What Microsoft has to say
Microsoft said it was “clear that organisations of international involvement have stepped up their efforts” to threaten the referendum.
Top US cybersecurity officials confirmed that Microsoft found efforts of the hackers to hack email addresses of individuals and organizations affiliated with the presidential campaign. They said voting systems compromised no information.
“It is important to highlight that [hackers are not] involved in maintaining or operating voting infrastructure and there was no identified impact on election systems,” Chris Krebs, director of the Department of Homeland Security’s Cybersecurity and Infrastructure Security Agency, said.
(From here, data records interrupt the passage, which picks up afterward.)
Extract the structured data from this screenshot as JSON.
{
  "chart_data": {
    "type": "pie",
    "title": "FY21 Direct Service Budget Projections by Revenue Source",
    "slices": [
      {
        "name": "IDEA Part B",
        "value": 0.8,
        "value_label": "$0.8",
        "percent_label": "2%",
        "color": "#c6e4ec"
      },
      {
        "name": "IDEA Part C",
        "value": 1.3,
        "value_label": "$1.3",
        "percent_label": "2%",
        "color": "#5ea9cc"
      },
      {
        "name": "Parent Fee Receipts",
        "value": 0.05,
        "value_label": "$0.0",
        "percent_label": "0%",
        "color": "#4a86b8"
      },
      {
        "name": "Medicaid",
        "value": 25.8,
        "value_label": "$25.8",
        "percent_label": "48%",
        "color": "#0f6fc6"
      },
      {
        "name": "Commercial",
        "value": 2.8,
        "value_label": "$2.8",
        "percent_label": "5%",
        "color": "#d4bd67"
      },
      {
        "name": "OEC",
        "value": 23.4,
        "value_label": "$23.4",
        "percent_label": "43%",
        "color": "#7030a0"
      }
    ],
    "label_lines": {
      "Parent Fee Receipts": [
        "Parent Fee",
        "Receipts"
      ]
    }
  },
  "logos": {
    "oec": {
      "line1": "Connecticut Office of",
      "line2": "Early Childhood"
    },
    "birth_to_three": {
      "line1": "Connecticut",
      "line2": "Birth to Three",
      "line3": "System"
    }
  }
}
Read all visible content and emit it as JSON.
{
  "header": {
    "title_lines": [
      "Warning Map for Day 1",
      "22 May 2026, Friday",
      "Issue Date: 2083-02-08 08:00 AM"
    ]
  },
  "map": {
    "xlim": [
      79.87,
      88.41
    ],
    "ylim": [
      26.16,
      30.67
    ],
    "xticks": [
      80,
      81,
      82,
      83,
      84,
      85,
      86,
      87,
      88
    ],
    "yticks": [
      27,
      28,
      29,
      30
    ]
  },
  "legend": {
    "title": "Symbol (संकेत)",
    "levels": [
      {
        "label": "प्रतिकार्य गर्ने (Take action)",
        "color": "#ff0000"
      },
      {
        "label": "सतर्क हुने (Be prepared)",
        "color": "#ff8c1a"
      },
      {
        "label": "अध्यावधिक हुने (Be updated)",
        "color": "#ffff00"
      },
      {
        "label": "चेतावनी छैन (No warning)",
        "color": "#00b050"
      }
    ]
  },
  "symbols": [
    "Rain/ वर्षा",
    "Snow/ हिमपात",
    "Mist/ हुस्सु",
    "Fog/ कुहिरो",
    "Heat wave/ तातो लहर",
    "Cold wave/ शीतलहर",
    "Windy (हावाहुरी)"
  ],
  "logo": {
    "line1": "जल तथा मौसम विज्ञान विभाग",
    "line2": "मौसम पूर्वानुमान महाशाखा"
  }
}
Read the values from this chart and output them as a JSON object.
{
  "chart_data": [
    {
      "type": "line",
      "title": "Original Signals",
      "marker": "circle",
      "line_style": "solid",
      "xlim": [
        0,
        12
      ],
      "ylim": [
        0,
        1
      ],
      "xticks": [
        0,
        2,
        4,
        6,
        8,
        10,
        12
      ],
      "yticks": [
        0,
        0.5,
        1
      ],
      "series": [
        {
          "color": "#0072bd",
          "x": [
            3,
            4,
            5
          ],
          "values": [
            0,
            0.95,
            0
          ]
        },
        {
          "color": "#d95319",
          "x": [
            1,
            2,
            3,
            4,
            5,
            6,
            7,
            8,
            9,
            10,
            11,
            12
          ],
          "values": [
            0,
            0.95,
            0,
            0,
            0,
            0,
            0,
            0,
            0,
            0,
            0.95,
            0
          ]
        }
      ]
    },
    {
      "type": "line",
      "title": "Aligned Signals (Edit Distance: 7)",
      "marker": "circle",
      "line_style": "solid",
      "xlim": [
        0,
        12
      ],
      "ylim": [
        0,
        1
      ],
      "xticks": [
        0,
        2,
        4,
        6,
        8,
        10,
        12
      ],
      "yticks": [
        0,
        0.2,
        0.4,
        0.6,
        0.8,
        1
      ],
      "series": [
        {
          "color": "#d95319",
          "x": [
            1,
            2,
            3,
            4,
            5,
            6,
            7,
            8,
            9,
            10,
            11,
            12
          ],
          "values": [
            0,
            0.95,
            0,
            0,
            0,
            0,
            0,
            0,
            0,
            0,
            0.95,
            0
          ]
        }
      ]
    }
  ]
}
Microsoft was uncertain of their goals. Google said it discovered similar hacking attempts by China and Iran back in June.
Who are they?
Russian Strontium hackers have attacked over 200 groups. Many are related to US political parties-Republicans and Democrats alike, Microsoft said.
The same cyberattackers hacked the British political parties without mentioning which ones, Microsoft said.
“Similar to what we observed in 2016, Strontium is launching campaigns to harvest people’s log-in credentials or compromise their accounts, presumably to aid in intelligence gathering or disruption operations,” said Tom Burt, a Microsoft vice-president in charge of customer security and trust.
The firm said that the Chinese nationals had launched attacks specific to Mr. Biden’s campaign. Iranian nationals have continued efforts to target people associated with the Trump camp.
Most of the hacks that hackers did, according to Microsoft, failed. The attacks on groups that handle the voting systems themselves did not launch.
“What [we saw] is consistent with previous attack patterns that not only target candidates and campaign staffers but also those they consult on key issues,” Mr. Burt said.
“These activities highlight the need for people and organisations involved in the political process to take advantage of free and low-cost security tools to protect themselves as we get closer to election day.”
How did the Trump administration respond?
Christopher Krebs, the top cyber official at the Department of Homeland Security, said Microsoft’s alert reinforced what the US intelligence community did.
“It is important to highlight that none [of the targets] are involved in maintaining or operating voting infrastructure and there was no identified impact on election systems,” Mr. Krebs said.
Trump administration charged a Russian hacker this week for attempting to mess with the US democratic process.
The US Treasury Department levied sanctions on Andrii Derkach, a Ukrainian congressman connected to Moscow. Authorities accused Derkach of similar intrusions.
Mr. Derkach recently published distorted audio designed to discredit Democrat Joe Biden. President Donald Trump has pointed to the tapes.
How did Biden’s side respond?
A campaign official for Biden told CNN they took the alert seriously.
“We are aware of reports from Microsoft that [various has made unsuccessful attempts to access the non-campaign email accounts of individuals affiliated with the campaign,” they said.
They added they take cybersecurity seriously. “[We] will remain vigilant against these threats, and will ensure that the campaign’s assets are secured,” they said.